Of course, some people have more memories from early childhood than others do. A 2009 study conducted by Peterson, Professor Qi Wang from Cornell University and Yubo Hou, an associate professor from Peking University, found that children in China have fewer of these memories than children in Canada do. The finding, they suggest, might be explained by culture: Chinese prize individuality less than North Americans and thus may be less likely to draw attention to the moments of an individual’s life. Westerners, by contrast, reinforce recollection and keep the synapses that underlie early personal memories vibrant.

When an adult engages a child in a lively conversation about events, inviting him or her to add to the story, “that kind of interaction contributes to the richness of memory over a long period of time,” Bauer said. “The child learns how to have memories and how to tell the story.”
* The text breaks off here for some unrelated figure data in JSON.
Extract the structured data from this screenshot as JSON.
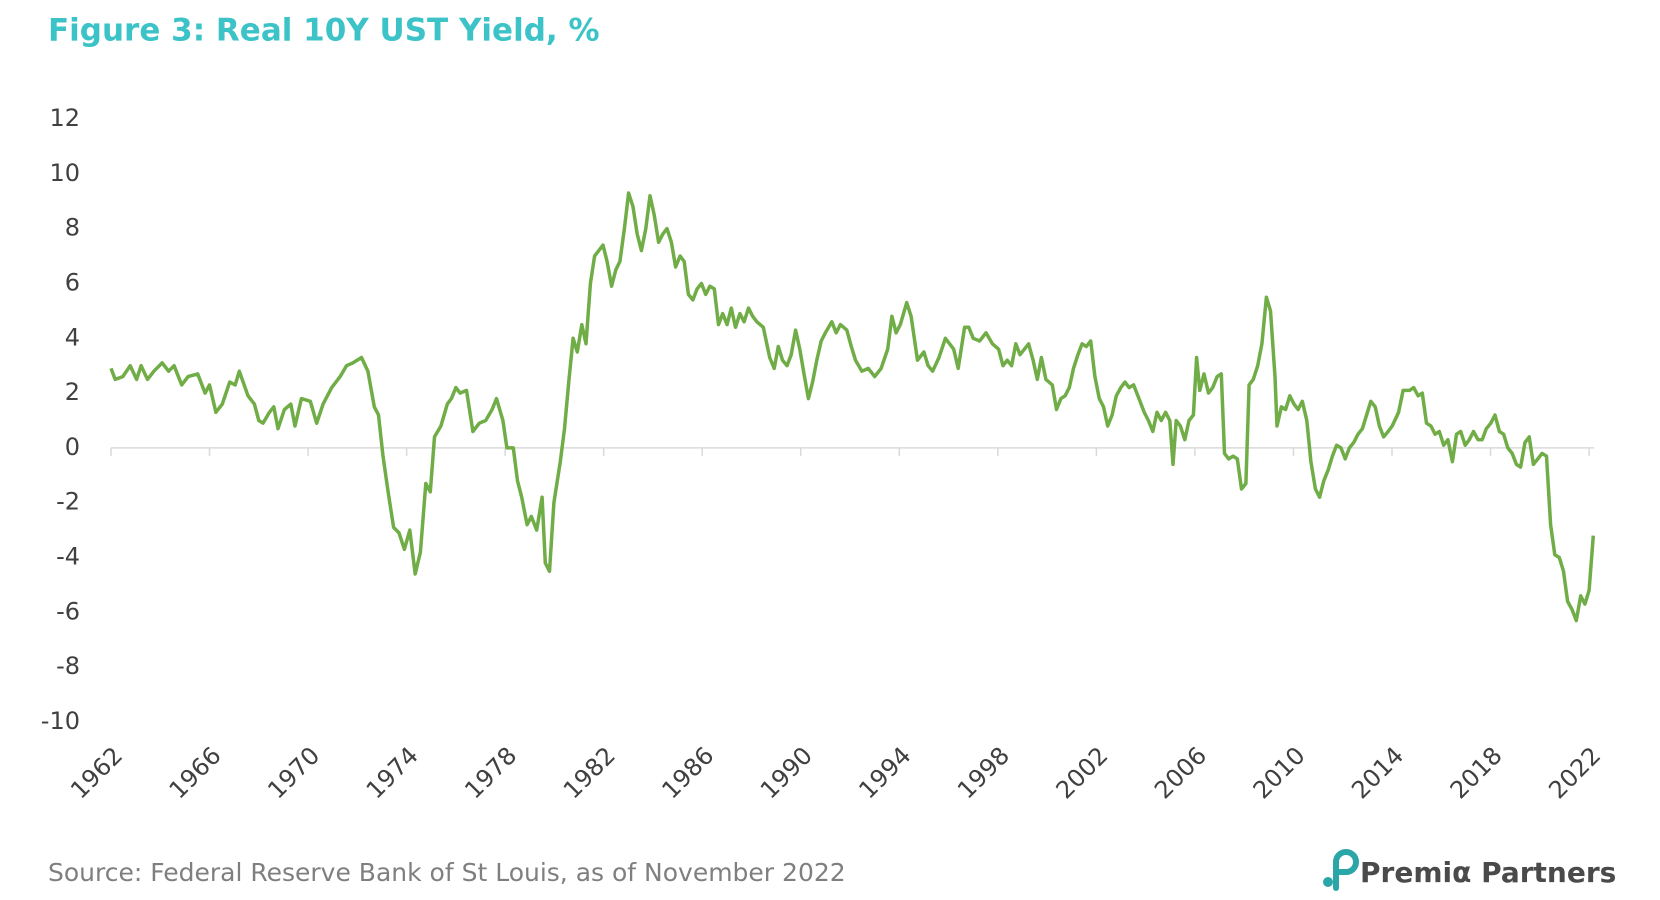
{
  "chart_data": {
    "type": "line",
    "title": "Figure 3: Real 10Y UST Yield, %",
    "source": "Source: Federal Reserve Bank of St Louis, as of November 2022",
    "logo": "Premiα Partners",
    "color": "#70ad47",
    "xlim": [
      1962,
      2022.2
    ],
    "xticks": [
      1962,
      1966,
      1970,
      1974,
      1978,
      1982,
      1986,
      1990,
      1994,
      1998,
      2002,
      2006,
      2010,
      2014,
      2018,
      2022
    ],
    "ylim": [
      -10,
      12
    ],
    "yticks": [
      -10,
      -8,
      -6,
      -4,
      -2,
      0,
      2,
      4,
      6,
      8,
      10,
      12
    ],
    "x": [
      1962.0,
      1962.17,
      1962.48,
      1962.78,
      1963.04,
      1963.22,
      1963.48,
      1963.74,
      1964.08,
      1964.34,
      1964.56,
      1964.87,
      1965.13,
      1965.52,
      1965.82,
      1966.0,
      1966.26,
      1966.52,
      1966.82,
      1967.04,
      1967.21,
      1967.56,
      1967.82,
      1968.0,
      1968.17,
      1968.43,
      1968.61,
      1968.78,
      1969.04,
      1969.3,
      1969.47,
      1969.73,
      1970.09,
      1970.35,
      1970.61,
      1970.96,
      1971.3,
      1971.56,
      1971.82,
      1972.17,
      1972.43,
      1972.69,
      1972.86,
      1973.04,
      1973.25,
      1973.47,
      1973.69,
      1973.91,
      1974.13,
      1974.35,
      1974.56,
      1974.78,
      1974.96,
      1975.13,
      1975.39,
      1975.65,
      1975.82,
      1976.0,
      1976.17,
      1976.43,
      1976.69,
      1976.95,
      1977.21,
      1977.47,
      1977.65,
      1977.91,
      1978.07,
      1978.33,
      1978.5,
      1978.67,
      1978.89,
      1979.06,
      1979.28,
      1979.5,
      1979.63,
      1979.8,
      1979.98,
      1980.24,
      1980.41,
      1980.59,
      1980.76,
      1980.93,
      1981.11,
      1981.28,
      1981.46,
      1981.63,
      1981.8,
      1981.97,
      1982.14,
      1982.32,
      1982.49,
      1982.66,
      1982.84,
      1983.01,
      1983.19,
      1983.36,
      1983.53,
      1983.71,
      1983.88,
      1984.05,
      1984.23,
      1984.4,
      1984.57,
      1984.75,
      1984.92,
      1985.1,
      1985.27,
      1985.44,
      1985.62,
      1985.79,
      1985.97,
      1986.14,
      1986.31,
      1986.49,
      1986.66,
      1986.83,
      1987.01,
      1987.18,
      1987.35,
      1987.53,
      1987.7,
      1987.88,
      1988.05,
      1988.22,
      1988.48,
      1988.74,
      1988.92,
      1989.09,
      1989.26,
      1989.44,
      1989.61,
      1989.79,
      1989.96,
      1990.13,
      1990.31,
      1990.48,
      1990.65,
      1990.83,
      1991.0,
      1991.26,
      1991.44,
      1991.61,
      1991.87,
      1992.05,
      1992.22,
      1992.48,
      1992.74,
      1993.0,
      1993.26,
      1993.53,
      1993.7,
      1993.87,
      1994.04,
      1994.3,
      1994.48,
      1994.74,
      1995.0,
      1995.17,
      1995.35,
      1995.61,
      1995.87,
      1996.04,
      1996.21,
      1996.39,
      1996.65,
      1996.82,
      1997.0,
      1997.26,
      1997.52,
      1997.78,
      1998.03,
      1998.21,
      1998.38,
      1998.56,
      1998.73,
      1998.9,
      1999.08,
      1999.25,
      1999.43,
      1999.6,
      1999.77,
      1999.95,
      2000.21,
      2000.38,
      2000.56,
      2000.73,
      2000.9,
      2001.07,
      2001.25,
      2001.42,
      2001.59,
      2001.77,
      2001.94,
      2002.12,
      2002.29,
      2002.46,
      2002.64,
      2002.81,
      2002.99,
      2003.16,
      2003.33,
      2003.51,
      2003.77,
      2003.94,
      2004.11,
      2004.29,
      2004.46,
      2004.63,
      2004.81,
      2004.98,
      2005.11,
      2005.24,
      2005.41,
      2005.59,
      2005.76,
      2005.94,
      2006.07,
      2006.2,
      2006.37,
      2006.55,
      2006.72,
      2006.9,
      2007.07,
      2007.2,
      2007.37,
      2007.55,
      2007.72,
      2007.89,
      2008.07,
      2008.2,
      2008.37,
      2008.55,
      2008.72,
      2008.9,
      2009.07,
      2009.25,
      2009.33,
      2009.51,
      2009.68,
      2009.85,
      2010.02,
      2010.19,
      2010.36,
      2010.54,
      2010.71,
      2010.89,
      2011.06,
      2011.23,
      2011.41,
      2011.58,
      2011.75,
      2011.93,
      2012.1,
      2012.27,
      2012.45,
      2012.62,
      2012.8,
      2012.97,
      2013.14,
      2013.32,
      2013.49,
      2013.66,
      2013.84,
      2014.01,
      2014.27,
      2014.45,
      2014.71,
      2014.88,
      2015.06,
      2015.23,
      2015.4,
      2015.58,
      2015.75,
      2015.92,
      2016.1,
      2016.27,
      2016.45,
      2016.62,
      2016.79,
      2016.97,
      2017.14,
      2017.31,
      2017.49,
      2017.66,
      2017.83,
      2018.01,
      2018.18,
      2018.36,
      2018.53,
      2018.7,
      2018.88,
      2019.05,
      2019.22,
      2019.4,
      2019.57,
      2019.74,
      2019.92,
      2020.09,
      2020.27,
      2020.44,
      2020.61,
      2020.79,
      2020.96,
      2021.13,
      2021.31,
      2021.48,
      2021.66,
      2021.83,
      2022.0,
      2022.17
    ],
    "values": [
      2.9,
      2.5,
      2.6,
      3.0,
      2.5,
      3.0,
      2.5,
      2.8,
      3.1,
      2.8,
      3.0,
      2.3,
      2.6,
      2.7,
      2.0,
      2.3,
      1.3,
      1.6,
      2.4,
      2.3,
      2.8,
      1.9,
      1.6,
      1.0,
      0.9,
      1.3,
      1.5,
      0.7,
      1.4,
      1.6,
      0.8,
      1.8,
      1.7,
      0.9,
      1.6,
      2.2,
      2.6,
      3.0,
      3.1,
      3.3,
      2.8,
      1.5,
      1.2,
      -0.3,
      -1.6,
      -2.9,
      -3.1,
      -3.7,
      -3.0,
      -4.6,
      -3.8,
      -1.3,
      -1.6,
      0.4,
      0.8,
      1.6,
      1.8,
      2.2,
      2.0,
      2.1,
      0.6,
      0.9,
      1.0,
      1.4,
      1.8,
      1.0,
      0.0,
      0.0,
      -1.2,
      -1.8,
      -2.8,
      -2.5,
      -3.0,
      -1.8,
      -4.2,
      -4.5,
      -2.0,
      -0.5,
      0.7,
      2.5,
      4.0,
      3.5,
      4.5,
      3.8,
      6.0,
      7.0,
      7.2,
      7.4,
      6.8,
      5.9,
      6.5,
      6.8,
      8.0,
      9.3,
      8.8,
      7.8,
      7.2,
      8.0,
      9.2,
      8.5,
      7.5,
      7.8,
      8.0,
      7.5,
      6.6,
      7.0,
      6.8,
      5.6,
      5.4,
      5.8,
      6.0,
      5.6,
      5.9,
      5.8,
      4.5,
      4.9,
      4.5,
      5.1,
      4.4,
      4.9,
      4.6,
      5.1,
      4.8,
      4.6,
      4.4,
      3.3,
      2.9,
      3.7,
      3.2,
      3.0,
      3.4,
      4.3,
      3.6,
      2.7,
      1.8,
      2.4,
      3.2,
      3.9,
      4.2,
      4.6,
      4.2,
      4.5,
      4.3,
      3.7,
      3.2,
      2.8,
      2.9,
      2.6,
      2.9,
      3.6,
      4.8,
      4.2,
      4.5,
      5.3,
      4.8,
      3.2,
      3.5,
      3.0,
      2.8,
      3.3,
      4.0,
      3.8,
      3.6,
      2.9,
      4.4,
      4.4,
      4.0,
      3.9,
      4.2,
      3.8,
      3.6,
      3.0,
      3.2,
      3.0,
      3.8,
      3.4,
      3.6,
      3.8,
      3.2,
      2.5,
      3.3,
      2.5,
      2.3,
      1.4,
      1.8,
      1.9,
      2.2,
      2.9,
      3.4,
      3.8,
      3.7,
      3.9,
      2.6,
      1.8,
      1.5,
      0.8,
      1.2,
      1.9,
      2.2,
      2.4,
      2.2,
      2.3,
      1.7,
      1.3,
      1.0,
      0.6,
      1.3,
      1.0,
      1.3,
      1.0,
      -0.6,
      1.0,
      0.8,
      0.3,
      1.0,
      1.2,
      3.3,
      2.1,
      2.7,
      2.0,
      2.2,
      2.6,
      2.7,
      -0.2,
      -0.4,
      -0.3,
      -0.4,
      -1.5,
      -1.3,
      2.3,
      2.5,
      3.0,
      3.8,
      5.5,
      5.0,
      2.6,
      0.8,
      1.5,
      1.4,
      1.9,
      1.6,
      1.4,
      1.7,
      1.0,
      -0.5,
      -1.5,
      -1.8,
      -1.2,
      -0.8,
      -0.3,
      0.1,
      0.0,
      -0.4,
      0.0,
      0.2,
      0.5,
      0.7,
      1.2,
      1.7,
      1.5,
      0.8,
      0.4,
      0.6,
      0.8,
      1.3,
      2.1,
      2.1,
      2.2,
      1.9,
      2.0,
      0.9,
      0.8,
      0.5,
      0.6,
      0.1,
      0.3,
      -0.5,
      0.5,
      0.6,
      0.1,
      0.3,
      0.6,
      0.3,
      0.3,
      0.7,
      0.9,
      1.2,
      0.6,
      0.5,
      0.0,
      -0.2,
      -0.6,
      -0.7,
      0.2,
      0.4,
      -0.6,
      -0.4,
      -0.2,
      -0.3,
      -2.8,
      -3.9,
      -4.0,
      -4.5,
      -5.6,
      -5.9,
      -6.3,
      -5.4,
      -5.7,
      -5.2,
      -3.2
    ]
  }
}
Our first three to four years are the maddeningly, mysteriously blank opening pages to our story of self. During that time, we transition from what my brother-in-law calls “a loaf of bread with a nervous system” to sentient humans. If we can’t remember much from those years – whether abuse or exuberant cherishing – does it matter what actually happened? If a tree fell in the forest of our early development and we didn’t have the cognitive tools to stash the event in memory, did it still help shape who we are?

Bauer says yes. Even if we don’t remember early events, they leave an imprint on the way we understand and feel about ourselves, other people and the greater world. “You can’t remember going ice-skating with Uncle Henry, but you understand that skating and visiting relatives are fun,” Bauer explained. “You have a feeling for how nice people are, how reliable they are. You might never be able to pinpoint how you learned that, but it’s just something you know.”

We aren’t just the sum of our memories, or at least not entirely. We are also the story we construct about ourselves. And that’s a story that we will never forget.